Review: Jennifer Wynne Reeves’ rough-and-tumble works at CB1 Gallery

Jennifer Wynne Reeves' "John the Baptist," a 2014 work of acrylic and collage on birch hardwood panel, is part of the exhibition at CB1.

Jennifer Wynne Reeves’ “John the Baptist,” a 2014 work of acrylic and collage on birch hardwood panel, is part of the exhibition at CB1.

(CB1 Gallery)

Jennifer Wynne Reeves’ “A Bolt of Soul: Grooved Foreheads and Dog Teeth” is two exhibitions in one. In a small room at CB1 Gallery hang eight paintings Reeves made in Michigan in 1997. A larger gallery displays 18 works she made in New York from 2011 to 2014, when, at the age of 51, she died of brain cancer.

Her early works are quiet beauties. Intimate pictures of barns and birthday cakes, often interrupted by errant scribbles, renegade swipes of paint-loaded brushes and crusty scabs of dried paint, they are suffused with more sadness than most would want to experience in a lifetime, much less an afternoon.

But delight also enlivens Reeves’ juicy paintings. Racing upward, like the fizz in a soft drink, that elusive pleasure pops when it hits air: a miniature Minimalist firework for the attentive.

The excitement of anticipation percolates in Reeves’ four paintings of birthday cakes. These harrowing pictures also embody the letdown of the actual celebrations, especially when the parties fail to measure up an innocent’s vision. Dashed dreams and stubborn hopefulness rub shoulders.


Reeves’ three pictures of farms give poignant form to the bittersweet reality of frustrated desires and the stiff-lipped stoicism with which Midwesterners typically respond to everything from heartbreak to burnt toast. Taking a long view of things, Reeves’ paintings are haunted by the ghosts of other go-it-aloners, including Giorgio de Chirico, Albert Pinkham Ryder, Forrest Bess, Ree Morton, Ron Nagle, Judy Fiskin and Richard Allen Morris.

Reeves’ works from the last three years are scrappier and worldlier. Their points of reference go far beyond the farm to include stories of saints, sinners, scientists and sexual adventurers. Love poems, letters to the editor and loopy ramblings add resonance.

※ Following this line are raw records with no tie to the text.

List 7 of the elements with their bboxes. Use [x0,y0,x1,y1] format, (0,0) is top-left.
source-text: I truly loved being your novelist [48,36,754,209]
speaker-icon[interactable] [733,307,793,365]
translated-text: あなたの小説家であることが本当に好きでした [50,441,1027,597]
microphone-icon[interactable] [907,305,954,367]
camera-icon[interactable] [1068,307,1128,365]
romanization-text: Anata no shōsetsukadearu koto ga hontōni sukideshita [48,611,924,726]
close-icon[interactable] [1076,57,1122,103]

Mismatched buttons, tufts of hair and bits of wire have been stuck to the surfaces of Reeves’ rough-and-tumble works, sometimes pressed deep into gooey globs of paint and at others pinned delicately, like collected butterflies.

More acutely attuned to the multilayered richness of existence, her collaged paintings, on which lovely poems are sometimes written, find magic in life’s nooks and crannies. Deftly switching from abstraction to figuration, they reveal an artist who believed that the most potent art was also the most flexible; able to roll with the punches and dig up insights wherever they might be found.

Reeves’ catch-as-catch-can pragmatism makes for profoundly rewarding works. Long after you leave the gallery, her paintings come back as memories, where they continue to give generously, both pointedly and powerfully.